The same day the HCTB event went up on Facebook, I read news of Microsoft's top two execs contributing 100 Grand each to a Washington State marriage equality group. Apparently a statement on The Official Microsoft Blog was titled "Marriage Equality in Washington State Would Be Good for Business” … My reaction was that when anything becomes good for corporate America, that's when we need to really start worrying because the LGBT community has once again been commodified. (FYI, Microsoft has been accused again and again of mistreating its workers in China, mostly young women.)
Then, just the next week, Time magazine reported that in the single year since same-sex marriage has been legal in New York State, the gay marriage biz has brought $259 Million in revenue to New York City alone. That’s a lot of dough and I don’t know how much, if any, if being plowed back into the lesbian community for much needed services such as food programs for poor women and children, emergency housing, services for survivors of intimate partner violence, shelter and safety programs for homeless youth (and adults) or plans to get any of these folks out of the shelter system and into real housing!

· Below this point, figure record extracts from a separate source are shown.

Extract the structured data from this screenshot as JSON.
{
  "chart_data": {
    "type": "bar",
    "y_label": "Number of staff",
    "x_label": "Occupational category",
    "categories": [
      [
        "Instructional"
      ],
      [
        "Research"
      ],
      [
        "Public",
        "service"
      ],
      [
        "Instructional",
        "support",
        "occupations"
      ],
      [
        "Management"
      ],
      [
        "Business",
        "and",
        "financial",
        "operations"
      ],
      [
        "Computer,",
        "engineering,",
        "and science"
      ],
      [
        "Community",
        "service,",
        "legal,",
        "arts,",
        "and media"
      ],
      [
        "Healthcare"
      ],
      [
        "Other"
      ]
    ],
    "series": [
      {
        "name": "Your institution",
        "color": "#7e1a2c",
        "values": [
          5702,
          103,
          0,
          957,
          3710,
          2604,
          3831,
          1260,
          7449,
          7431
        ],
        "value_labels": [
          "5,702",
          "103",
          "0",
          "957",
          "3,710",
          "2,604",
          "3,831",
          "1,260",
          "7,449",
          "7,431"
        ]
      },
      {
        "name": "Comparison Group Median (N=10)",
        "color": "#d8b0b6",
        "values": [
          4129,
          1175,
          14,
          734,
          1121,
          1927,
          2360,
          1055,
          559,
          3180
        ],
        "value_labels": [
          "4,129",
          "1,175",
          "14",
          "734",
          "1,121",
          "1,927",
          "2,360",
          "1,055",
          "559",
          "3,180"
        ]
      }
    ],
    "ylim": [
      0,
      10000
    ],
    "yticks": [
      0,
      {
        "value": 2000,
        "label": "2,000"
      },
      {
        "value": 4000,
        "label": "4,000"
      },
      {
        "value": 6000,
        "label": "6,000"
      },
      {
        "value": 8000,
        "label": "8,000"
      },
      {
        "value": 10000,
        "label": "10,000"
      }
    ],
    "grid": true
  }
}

My point is – it’s only when corporations or governmental bodies can start making money off lesbians that we become important to “support” … We really do need to stop and think about why on earth we would ever want the support of corporations and the people behind them — the same individuals, businesses and elected officials who previously did not support us — when they change their minds based on the almighty dollar. Just like a certain president who never supported same-sex marriage, except in an election year. This should definitely make us pause and interrogate thoroughly why marriage equality crusaders want–and value–these business people's support. *And, this just in, the other day HRC announced that anti-trust criminal and founder of the online conglomerate Amazon.com, Jeff Bezos, will contribute $2.5 M to marriage equality in WA state. (FYI, Bezos has been accused of tax-dodging, worker mistreatment, and criticized for supporting the extreme right-wing policy group known as ALEC.)
You all already know marriage is much more that just a peachy keen celebration with pretty dresses or handsome tuxedos, but I believe it's also a very dangerous red-herring in a larger social milieu where the Equal Rights Amendment has not been ratified, nor has the United Nation’s Convention on the Elimination of All Forms of Discrimination Against Women; where women still earn almost a third less than men for the same work; and where we all still live in a rape culture.
The current single-minded focus on acquiring marriage rights gives the more affluent gaystream a free pass not to not have to think about other, more pressing and very basic issues of survival issues other queers are grappling with in this severe worldwide economic depression.